Jaime Caycedo : Je voudrais faire référence à l’expérience de la France et du Mexique qui, en 1982, avaient reconnu le mouvement de guérilla du FMLN. À l’époque, le conflit salvadorien n’en était pas moins dur ou cruel. Les mines « rompe pata » (casse-jambe) ont été utilisées avec encore plus d’intensité du fait d’un territoire géographique bien plus petit que la Colombie par exemple.
S’il a été possible, il y a vingt-cinq ans de cela, de reconnaître cette guérilla pour ouvrir une voie à une solution négociée, avec des espaces internationaux, pourquoi cela n’est-il pas envisagé dans le cas colombien ? La question soulevée par Chavez pointe la nécessité de chercher une solution de fond. Parce que le conflit colombien affecte également aujourd’hui l’Amérique du Sud et les relations hémisphériques. La politique dite de sécurité démocratique du président implique une militarisation de la vie nationale, du traitement de l’opposition, un renforcement de la répression sociale. La lutte en faveur de la paix est maccarthysée. La politique du gouvernement d’Alvaro Uribe alimente la psychose de la guerre.

 

Dès lors  comment revenir à une  normalisation  à même de pouvoir penser la paix ?

Jaime Caycedo : Il faut des changements dans la politique de l’État et du gouvernement, une attitude différente des hauts commandements des forces militaires du pays.

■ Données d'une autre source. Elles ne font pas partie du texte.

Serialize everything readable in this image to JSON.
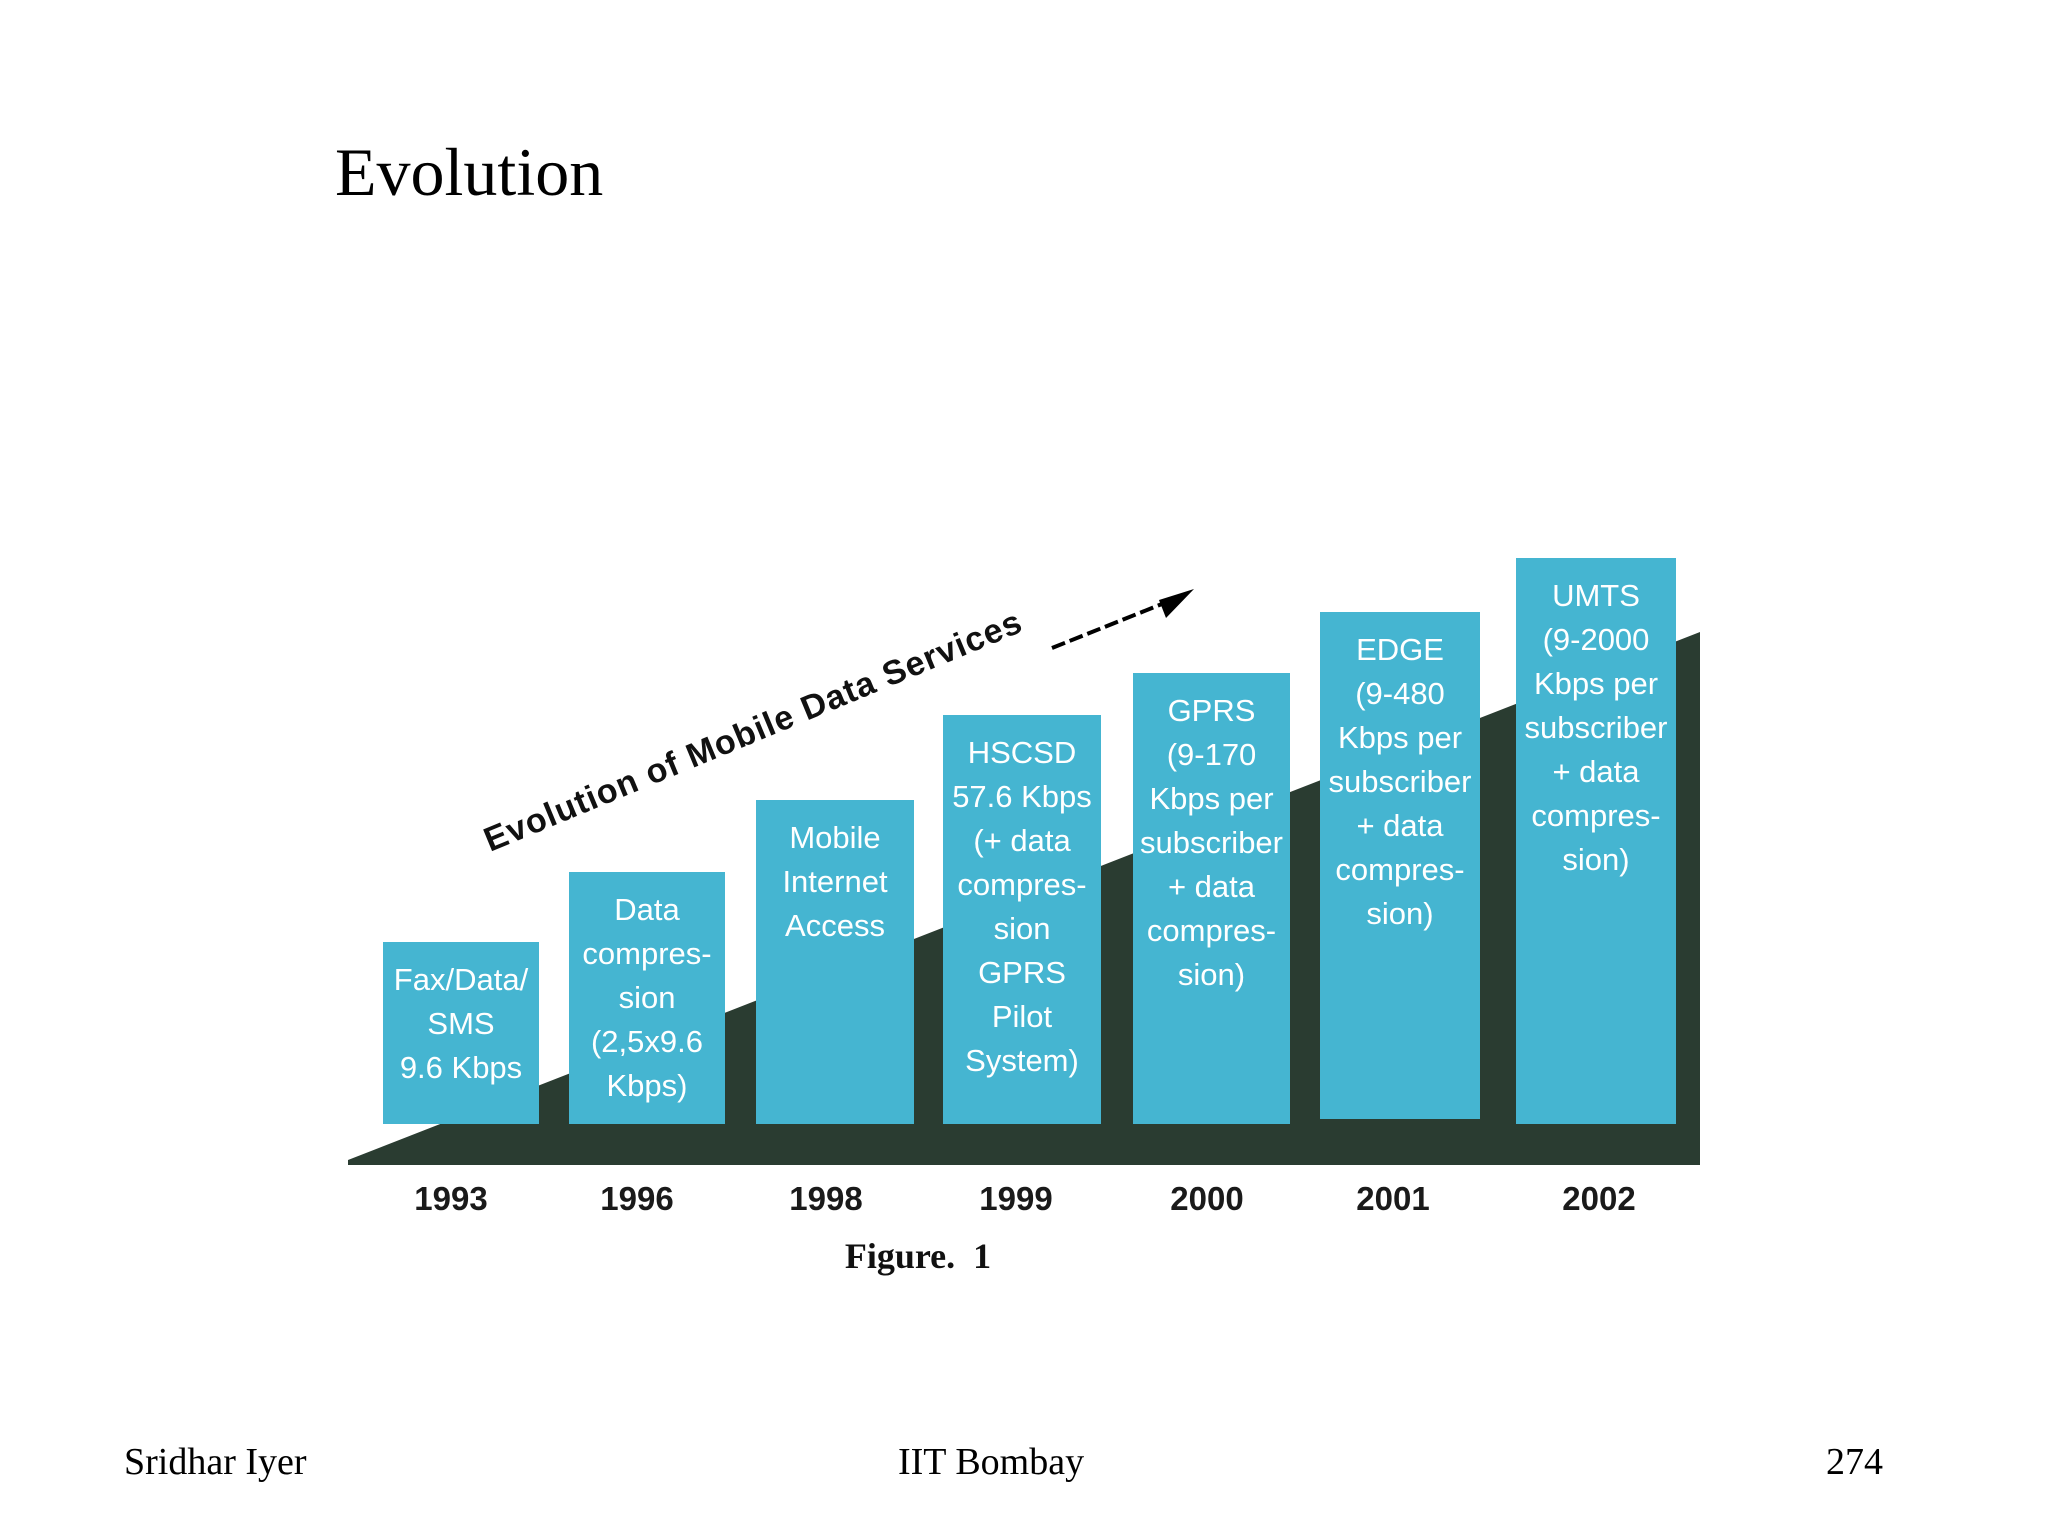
{
  "slide": {
    "title": "Evolution"
  },
  "figure": {
    "trend_label": "Evolution of Mobile Data Services",
    "caption": "Figure.  1",
    "colors": {
      "bar": "#45b5d1",
      "ramp": "#2a3c31",
      "bar_text": "#ffffff"
    },
    "columns": [
      {
        "year": "1993",
        "lines": [
          "Fax/Data/",
          "SMS",
          "9.6 Kbps"
        ]
      },
      {
        "year": "1996",
        "lines": [
          "Data",
          "compres-",
          "sion",
          "(2,5x9.6",
          "Kbps)"
        ]
      },
      {
        "year": "1998",
        "lines": [
          "Mobile",
          "Internet",
          "Access"
        ]
      },
      {
        "year": "1999",
        "lines": [
          "HSCSD",
          "57.6 Kbps",
          "(+ data",
          "compres-",
          "sion",
          "GPRS",
          "Pilot",
          "System)"
        ]
      },
      {
        "year": "2000",
        "lines": [
          "GPRS",
          "(9-170",
          "Kbps per",
          "subscriber",
          "+ data",
          "compres-",
          "sion)"
        ]
      },
      {
        "year": "2001",
        "lines": [
          "EDGE",
          "(9-480",
          "Kbps per",
          "subscriber",
          "+ data",
          "compres-",
          "sion)"
        ]
      },
      {
        "year": "2002",
        "lines": [
          "UMTS",
          "(9-2000",
          "Kbps per",
          "subscriber",
          "+ data",
          "compres-",
          "sion)"
        ]
      }
    ]
  },
  "footer": {
    "author": "Sridhar Iyer",
    "institution": "IIT Bombay",
    "page_number": "274"
  }
}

Les États-Unis doivent également supprimer leur aide militaire à la Colombie, qui ne prend pas seulement la forme de fonds. Le Pentagone protège les oléoducs considérés comme stratégiques pour les États-Unis dans l’administration des ressources énergétiques.

Il faut être cohérent. Il se dit que Chavez s’immisce dans les affaires colombiennes, mais le Venezuela n’apporte aucune aide militaire au pays et encore moins à la guérilla. Nous avons besoin de créer des conditions internes et externes, dans le cadre de la communauté internationale, pour avancer en direction d’un changement de posture de l’État colombien. Pour que se produise également un changement d’attitude des FARC et des autres mouvements insurgés à même de faciliter leur reconnaissance politique nationale et internationale.